Introduction

In the first post of the series we discussed in depth the implementation details of micrograd, which is basiclly a python implementation of the backpropegation algorithm. In the end of that post I tried to give a small incentive why backpropegation is such an important algorithm and today we will cotinue following Andrejs lecture series and dive a lot deeper into where it fits in the grand scheme of things when we’ll tackle our first prediction model; Given a squence of letters, (x1, x2) predict what will be the third letter y.

The bigram model

The code starts off with some data processing which concludes with multiple important data structures that will be used later on in the model - which are:

import numpy
import torch
import matplotlib.pyplot as plt

words = open('names.txt', 'r').read().splitlines()
g = torch.Generator().manual_seed(2147483647)
perm = torch.randperm(len(words), generator=g)

n = len(words)
n_train = int(0.8 * n)
n_dev = int(0.1 * n)

train_words = [words[i] for i in perm[:n_train]] # Training set
dev_words = [words[i] for i in perm[n_train:n_train + n_dev]] # Development set
test_words = [words[i] for i in perm[n_train + n_dev:]] # Test set

chars = sorted(list(set(''.join(words))))
ctoi = {c: i+1 for i,c in enumerate(chars)} # Mapping each char to an index: 'a'->1, 'b'->2, ...
ctoi['.'] = 0 # Special char to mark the start/stop of a word
itoc = {i: c for c, i in ctoi.items()}  # and the reverse mapping: 1->'a', 2->'b', ...

N = torch.zeros((27, 27), dtype=torch.int32) # Bigram count matrix - more details below

for w in train_words:
    chs = list(f".{w}.")
    for ch1, ch2 in zip(chs, chs[1:]):
        ix1 = ctoi[ch1]
        ix2 = ctoi[ch2]
        N[ix1, ix2] += 1

The data processing consists of reading a list of names from a text file, splitting them into training, development, and test sets, and creating mappings between characters and their corresponding indices.
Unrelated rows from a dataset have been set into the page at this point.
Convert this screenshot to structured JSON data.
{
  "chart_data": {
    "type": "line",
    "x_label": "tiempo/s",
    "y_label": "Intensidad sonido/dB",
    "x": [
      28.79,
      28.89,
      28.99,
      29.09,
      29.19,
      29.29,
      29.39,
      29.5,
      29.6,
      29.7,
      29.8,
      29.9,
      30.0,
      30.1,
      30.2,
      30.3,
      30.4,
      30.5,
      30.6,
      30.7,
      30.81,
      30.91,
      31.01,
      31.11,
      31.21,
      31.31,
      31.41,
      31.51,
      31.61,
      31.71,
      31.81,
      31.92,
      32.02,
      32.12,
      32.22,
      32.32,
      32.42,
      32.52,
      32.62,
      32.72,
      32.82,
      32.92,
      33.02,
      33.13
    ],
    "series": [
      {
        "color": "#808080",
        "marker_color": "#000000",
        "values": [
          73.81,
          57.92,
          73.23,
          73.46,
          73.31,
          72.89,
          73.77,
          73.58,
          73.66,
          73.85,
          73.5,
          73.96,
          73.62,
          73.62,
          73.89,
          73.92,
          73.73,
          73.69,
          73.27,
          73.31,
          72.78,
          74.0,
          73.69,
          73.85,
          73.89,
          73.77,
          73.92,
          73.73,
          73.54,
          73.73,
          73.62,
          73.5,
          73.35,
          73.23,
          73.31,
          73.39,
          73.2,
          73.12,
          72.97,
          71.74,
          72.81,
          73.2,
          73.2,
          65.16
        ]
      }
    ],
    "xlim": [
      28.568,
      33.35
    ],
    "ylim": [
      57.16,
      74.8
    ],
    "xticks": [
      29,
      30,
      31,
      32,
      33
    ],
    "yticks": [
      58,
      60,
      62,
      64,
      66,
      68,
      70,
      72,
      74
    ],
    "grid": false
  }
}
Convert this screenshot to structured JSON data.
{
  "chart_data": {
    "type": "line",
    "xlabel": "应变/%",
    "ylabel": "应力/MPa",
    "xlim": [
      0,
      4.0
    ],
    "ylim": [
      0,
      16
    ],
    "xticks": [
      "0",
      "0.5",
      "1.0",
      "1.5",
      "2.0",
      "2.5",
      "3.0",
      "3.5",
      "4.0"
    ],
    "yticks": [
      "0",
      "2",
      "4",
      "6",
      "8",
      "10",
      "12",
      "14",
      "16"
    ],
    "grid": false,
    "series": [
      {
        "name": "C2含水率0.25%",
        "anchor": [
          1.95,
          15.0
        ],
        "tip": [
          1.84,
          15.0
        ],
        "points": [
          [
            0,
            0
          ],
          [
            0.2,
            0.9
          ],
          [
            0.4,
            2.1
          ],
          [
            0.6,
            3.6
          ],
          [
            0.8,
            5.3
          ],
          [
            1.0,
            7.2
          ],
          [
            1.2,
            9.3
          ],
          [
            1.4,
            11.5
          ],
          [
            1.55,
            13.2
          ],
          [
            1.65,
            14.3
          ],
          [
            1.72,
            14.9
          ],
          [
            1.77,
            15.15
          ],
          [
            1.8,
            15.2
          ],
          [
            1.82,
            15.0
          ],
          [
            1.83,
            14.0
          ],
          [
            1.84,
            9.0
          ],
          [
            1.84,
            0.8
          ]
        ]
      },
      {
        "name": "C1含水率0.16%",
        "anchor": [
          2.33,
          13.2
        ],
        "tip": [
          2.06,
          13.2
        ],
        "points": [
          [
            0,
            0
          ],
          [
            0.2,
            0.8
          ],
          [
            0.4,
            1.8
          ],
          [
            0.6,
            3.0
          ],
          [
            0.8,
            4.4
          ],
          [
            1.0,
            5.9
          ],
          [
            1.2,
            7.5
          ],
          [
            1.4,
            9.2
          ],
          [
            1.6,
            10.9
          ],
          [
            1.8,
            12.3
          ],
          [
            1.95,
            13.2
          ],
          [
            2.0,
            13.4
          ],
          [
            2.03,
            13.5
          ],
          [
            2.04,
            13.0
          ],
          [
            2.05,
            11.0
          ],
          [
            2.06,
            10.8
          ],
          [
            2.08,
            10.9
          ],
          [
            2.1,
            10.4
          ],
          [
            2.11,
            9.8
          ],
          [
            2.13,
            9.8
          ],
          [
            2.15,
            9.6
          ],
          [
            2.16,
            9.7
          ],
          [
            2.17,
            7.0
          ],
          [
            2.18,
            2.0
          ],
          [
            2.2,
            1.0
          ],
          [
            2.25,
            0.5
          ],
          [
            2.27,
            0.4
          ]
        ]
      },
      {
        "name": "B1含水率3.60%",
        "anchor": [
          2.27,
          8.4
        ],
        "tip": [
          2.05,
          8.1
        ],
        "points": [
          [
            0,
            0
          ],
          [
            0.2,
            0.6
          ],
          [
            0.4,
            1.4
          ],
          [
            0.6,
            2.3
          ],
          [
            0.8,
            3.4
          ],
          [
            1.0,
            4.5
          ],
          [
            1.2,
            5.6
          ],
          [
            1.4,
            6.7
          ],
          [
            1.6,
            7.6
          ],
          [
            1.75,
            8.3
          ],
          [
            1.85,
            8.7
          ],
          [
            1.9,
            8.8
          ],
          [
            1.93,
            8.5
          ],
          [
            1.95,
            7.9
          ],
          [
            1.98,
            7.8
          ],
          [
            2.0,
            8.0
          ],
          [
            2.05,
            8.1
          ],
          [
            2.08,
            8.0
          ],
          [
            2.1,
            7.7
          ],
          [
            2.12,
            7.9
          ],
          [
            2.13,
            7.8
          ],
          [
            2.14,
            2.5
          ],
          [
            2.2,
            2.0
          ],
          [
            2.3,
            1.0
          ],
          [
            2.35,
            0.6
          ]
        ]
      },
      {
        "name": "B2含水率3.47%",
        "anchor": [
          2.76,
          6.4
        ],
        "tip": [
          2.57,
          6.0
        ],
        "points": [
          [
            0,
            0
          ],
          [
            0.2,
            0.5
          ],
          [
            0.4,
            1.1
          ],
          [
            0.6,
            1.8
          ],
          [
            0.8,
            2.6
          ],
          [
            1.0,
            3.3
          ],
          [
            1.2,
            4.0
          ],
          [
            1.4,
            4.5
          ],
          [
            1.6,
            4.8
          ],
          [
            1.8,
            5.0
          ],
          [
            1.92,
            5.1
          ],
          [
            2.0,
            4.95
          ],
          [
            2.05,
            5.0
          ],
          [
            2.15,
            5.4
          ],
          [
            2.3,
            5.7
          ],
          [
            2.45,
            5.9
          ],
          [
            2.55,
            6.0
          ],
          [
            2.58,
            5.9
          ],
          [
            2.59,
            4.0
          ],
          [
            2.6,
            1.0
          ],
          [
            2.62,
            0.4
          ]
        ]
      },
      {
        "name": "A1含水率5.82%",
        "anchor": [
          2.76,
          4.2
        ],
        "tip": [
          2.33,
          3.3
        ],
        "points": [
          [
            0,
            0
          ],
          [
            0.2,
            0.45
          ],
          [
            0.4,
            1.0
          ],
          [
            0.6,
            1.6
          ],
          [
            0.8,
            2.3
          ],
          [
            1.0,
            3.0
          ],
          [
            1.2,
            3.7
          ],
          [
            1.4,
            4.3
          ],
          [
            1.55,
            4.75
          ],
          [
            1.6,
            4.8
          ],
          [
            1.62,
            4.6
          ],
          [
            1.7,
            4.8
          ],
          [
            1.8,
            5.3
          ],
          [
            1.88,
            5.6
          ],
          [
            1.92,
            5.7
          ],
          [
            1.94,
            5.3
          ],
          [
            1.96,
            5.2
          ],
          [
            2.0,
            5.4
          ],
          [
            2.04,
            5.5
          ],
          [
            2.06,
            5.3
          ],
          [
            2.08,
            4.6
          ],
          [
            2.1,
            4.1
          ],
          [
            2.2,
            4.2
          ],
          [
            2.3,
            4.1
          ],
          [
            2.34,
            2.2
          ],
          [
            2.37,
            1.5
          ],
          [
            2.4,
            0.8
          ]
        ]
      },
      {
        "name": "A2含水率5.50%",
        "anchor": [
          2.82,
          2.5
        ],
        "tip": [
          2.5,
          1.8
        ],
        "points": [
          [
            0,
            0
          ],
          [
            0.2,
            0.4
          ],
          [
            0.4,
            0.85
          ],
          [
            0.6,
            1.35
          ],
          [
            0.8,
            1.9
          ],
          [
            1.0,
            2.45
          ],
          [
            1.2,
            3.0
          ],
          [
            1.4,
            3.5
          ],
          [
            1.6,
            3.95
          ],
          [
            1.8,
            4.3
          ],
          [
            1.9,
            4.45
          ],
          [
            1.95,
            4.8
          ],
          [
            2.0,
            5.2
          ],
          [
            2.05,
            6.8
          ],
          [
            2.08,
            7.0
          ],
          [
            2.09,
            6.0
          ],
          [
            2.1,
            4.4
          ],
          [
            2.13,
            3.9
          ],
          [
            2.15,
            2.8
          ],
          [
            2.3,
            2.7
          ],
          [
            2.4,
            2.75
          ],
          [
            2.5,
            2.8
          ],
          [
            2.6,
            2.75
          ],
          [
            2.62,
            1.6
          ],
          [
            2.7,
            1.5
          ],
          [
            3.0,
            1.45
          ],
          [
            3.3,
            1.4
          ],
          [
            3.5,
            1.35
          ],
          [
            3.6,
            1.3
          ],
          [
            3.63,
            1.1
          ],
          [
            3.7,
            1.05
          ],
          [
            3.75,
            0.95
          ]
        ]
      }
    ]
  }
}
The most important data structure created here is the bigram count matrix N, which counts the occurrences of each pair of consecutive characters in the training set. For example, the first name in the dataset is “emma” thus the pairs of characters are (., e), (e, m), (m, m), (m, a), (a, .), where the . character marks the start and end of a word. The corresponding entries indices are: (0, 6), (6, 14), (14, 14), (14, 1), (1, 0) and thus the count matrix N will be incremented accordingly in these entries effectively creating a histogram of consecutive character pairs.

The resulting count matrix looks like this: Bigram count matrix

Now to turn this into a probabilistic model we need to convert this histogram counts to probabilities. This is done by normalizing each row of the count matrix N such that the sum of each row equals 1. This way, each entry in a given row corresponds to the probability of a letter following the letter represented by that row:

P = (N+1).float()
P /= P.sum(1, keepdim=True)

Note the addition of 1 to each count in N before normalization, this is known as Laplace smoothing and helps to avoid zero probabilities for character pairs that did not occur in the training data. Which results with: Bigram probabilities matrix

With this probability matrix P, we can now predict the next character given the current character by simply looking up the corresponding row in P and sampling from the resulting probability distribution. For example, to predict the next character after ‘a’, we would look at row 1 of P (since ‘a’ is mapped to index 1) and sample according to the probabilities in that row:

g = torch.Generator().manual_seed(2147483647)
ix = 1 # 'a'
p = P[ix] # Probabilities for next char given current char 'a'
ix = torch.multinomial(p, num_samples=1, replacement=True, generator=g).item()
print(itoc[ix]) # Sampled next char

Measuring a model’s performance

We start off with an assumption that there is some “true” probability distribution from which our dataset was sampled and our model is trying to approximate. For example in the case of the bigram model, this distribution governs the relationship between input characters and their corresponding output characters. To evaluate any models performance we need a metric to measure how well it performs. Lets denote our models predicted probability distribution as $Q(y | x)$. and the “true” distribution as $P(y | x)$. Suppose for a given input x the probability of the true label $y_i$ is $P(y_i | x)$.